Jobs and queues
Flare can collect information about queued jobs in your application:
- The job name and class
- The dispatch span (when one side of your application puts a job onto a queue)
- The processing span (when a queue worker pulls a job off the queue and runs it)
- Whether the job succeeded or failed, and the exception if it failed
Two recorders work together. QueueRecorder records the dispatch on the side that puts the job on the queue, and JobRecorder records the execution on the worker side.
This functionality is enabled by default and can be disabled per recorder:
$config->ignoreQueues();
$config->ignoreJobs();
You can also configure the maximum number of items tracked when an error occurs:
$config->collectJobs(maxItemsWithErrors: 10);
$config->collectQueues(maxItemsWithErrors: 10);
Ignoring specific jobs
You can drop traces for individual jobs by passing class or name patterns to collectJobs():
$config->collectJobs(
ignoredClasses: [
App\Jobs\HeartbeatJob::class,
'App\\Jobs\\Internal\\*',
],
);
Patterns are literal strings with * as a wildcard (the same syntax used by sampling rules). The same patterns are checked against both the job's name and class. See Subtask mode and ignored jobs below for how this interacts with subtask mode.
Recording the dispatch
When your application dispatches a job, call $flare->queue() to record a dispatch span. The recorder accepts a job attribute provider; use the helper for the common case:
$flare->queue()->recordStartFromQueuedJob(
jobName: 'SendWelcomeEmail',
jobClass: SendWelcomeEmail::class,
);
// ... push the job onto the queue ...
$flare->queue()->recordEnd();
If you want to continue the trace on the worker side (distributed tracing), capture the current traceparent from the tracer at dispatch time and store it on the job payload. A traceparent is a short header value defined by the W3C Trace Context specification (e.g. 00-0af7651916cd43dd8448eb211c80319c-b7ad6b7169203331-01) that carries the trace ID, the parent span ID, and the sampling decision across service boundaries. By passing it along with the job, the worker can pick the trace back up where the dispatcher left off instead of starting a fresh, disconnected one. The worker passes it to recordStart() on the job recorder.
Recording the execution
On the worker side, call $flare->job() around the job's run method. The job recorder also accepts a JobAttributesProvider:
$flare->job()->recordStartFromJob(
jobName: 'SendWelcomeEmail',
jobClass: SendWelcomeEmail::class,
traceparent: $payload->traceparent ?? null,
);
try {
$job->handle();
$flare->job()->recordEnd();
} catch (\Throwable $exception) {
$flare->job()->recordFailed($exception);
throw $exception;
}
The job recorder sets the entry point for the trace to queue and fills in the handler attributes from the job class.
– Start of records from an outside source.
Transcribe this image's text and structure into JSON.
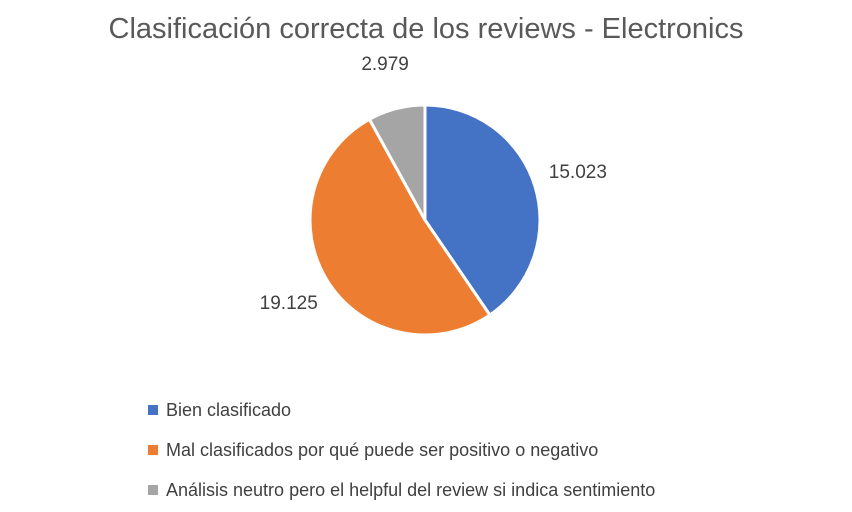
{
  "chart_data": {
    "type": "pie",
    "title": "Clasificación correcta de los reviews - Electronics",
    "categories": [
      "Bien clasificado",
      "Mal clasificados por qué puede ser positivo o negativo",
      "Análisis neutro pero el helpful del review si indica sentimiento"
    ],
    "values": [
      15023,
      19125,
      2979
    ],
    "value_labels": [
      "15.023",
      "19.125",
      "2.979"
    ],
    "colors": [
      "#4472C4",
      "#ED7D31",
      "#A5A5A5"
    ],
    "legend_position": "bottom"
  },
  "legend": [
    {
      "label": "Bien clasificado",
      "color": "#4472C4"
    },
    {
      "label": "Mal clasificados por qué puede ser positivo o negativo",
      "color": "#ED7D31"
    },
    {
      "label": "Análisis neutro pero el helpful del review si indica sentimiento",
      "color": "#A5A5A5"
    }
  ]
}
Subtask mode and ignored jobs
Long-running queue workers boot once and process many jobs. Each job should be its own trace, not a span inside a single ever-growing trace. The lifecycle handles this for you in subtask mode:
while ($payload = $queue->pop()) {
$flare->lifecycle->startSubtask(traceparent: $payload->traceparent ?? null);
$flare->job()->recordStartFromJob(
jobName: $payload->name,
jobClass: $payload->class,
);
try {
$payload->handle();
$flare->job()->recordEnd();
} catch (\Throwable $exception) {
$flare->job()->recordFailed($exception);
}
$flare->lifecycle->endSubtask();
}
See Application lifecycle for the full subtask flow.
When a job is configured as ignored (for example, via $config->collectJobs(...) patterns), the job recorder behaves differently depending on the mode:
- In subtask mode, the entire subtask is unsampled. The trace is dropped before any spans are produced.
- In non-subtask mode (the job runs inside an outer trace, e.g. a synchronous job dispatched during a web request), the recorder pauses sampling around the ignored job and resumes it afterwards. The outer trace still captures the rest of the request.